From the Journal Sentinel‘s Matt Velazquez:
Giannis Antetokounmpo was the only Milwaukee Bucks player to appear in all 77 of the team’s games entering their matchup against the Cleveland Cavaliers on Wednesday night at the BMO Harris Bradley Center. He had started 64 in row.
Then, seemingly out of nowhere, he sat out of Wednesday’s 104-99 loss to the Cavaliers. Antetokounmpo apparently didn’t know in advance of the game.
“He didn’t tell me,” Antetokounmpo answered when asked when head coach Jason Kidd told him he would sit. “No, he didn’t tell me.”
Was the benching for being late to practice? For rest? Because of an injury?
“I don’t know,” Antetokounmpo said after the game. “It was coach’s decision — I don’t know — for me not to play today.”
Kidd made it clear that sitting the 6-foot-11 second-year forward was his decision. He invoked the phrase “coach’s decision” six times during his postgame press conference.
“Coach’s decision,” Kidd said for the fourth time. “It was a coach’s decision. I don’t know what, you guys can’t hear? …You guys are smart. How about the game?”
Whatever the reasoning behind Kidd’s decision was, it wasn’t because Antetokounmpo is injured. The head coach was blunt with his answer when asked if there was a health issue involved.
“No, he was breathing,” Kidd said.
Talk about your unnecessary drama.
The Bucks are going to the playoffs. That’s a fact. They may forfeit sixth place in the East, and they’re obviously more invested in the big picture, record be damned, but they’re still going to the playoffs. Benching Antetokounmpo could be an attempt to rest him ahead of the postseason, an idea that, admittedly, seems farfetched since the Bucks don’t appear to be resting anyone or even preparing for a long playoff run.

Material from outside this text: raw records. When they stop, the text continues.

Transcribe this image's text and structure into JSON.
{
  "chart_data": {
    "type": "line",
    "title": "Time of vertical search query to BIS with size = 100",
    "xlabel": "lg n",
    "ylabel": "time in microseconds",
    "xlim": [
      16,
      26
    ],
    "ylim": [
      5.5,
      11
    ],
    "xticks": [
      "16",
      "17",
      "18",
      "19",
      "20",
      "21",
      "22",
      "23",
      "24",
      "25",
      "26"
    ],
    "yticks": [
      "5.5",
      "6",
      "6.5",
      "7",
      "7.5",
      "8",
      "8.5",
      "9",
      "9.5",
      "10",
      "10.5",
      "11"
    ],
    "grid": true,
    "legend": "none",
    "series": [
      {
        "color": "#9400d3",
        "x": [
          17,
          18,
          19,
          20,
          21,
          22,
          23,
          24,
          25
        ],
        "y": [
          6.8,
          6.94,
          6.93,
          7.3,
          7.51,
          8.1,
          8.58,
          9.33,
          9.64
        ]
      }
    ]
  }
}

Confusing still, Kidd didn’t let on to Antetokounmpo’s full-blown benching before the game. As Velazquez notes, he instead said that he would bring the Greek Freak off the bench while Jared Dudley started in his stead. And then, poof. Nothing. Antetokounmpo spends the entirety of a tightly contested matchup riding pine.
The whole thing is just weird. Unsettling, even. Antetokounmpo isn’t the type of player who needs to be benched as a punishment or reprimand. He’s probably the sweetest, most genuine NBA player alive. Maybe he broke a rule by accident and Kidd wanted to discipline him without making a big public ordeal about it, or maybe he’s not sold on Antetokounmpo’s play, or maybe this whole thing is just one, big, fat, totally ridiculous misunderstanding.
Whatever it is, though, it’s officially distracting. If Kidd isn’t going to shed public light on what’s happening, he should at least give Antetokounmpo piece of mind by telling him, you know, what the hell is going on.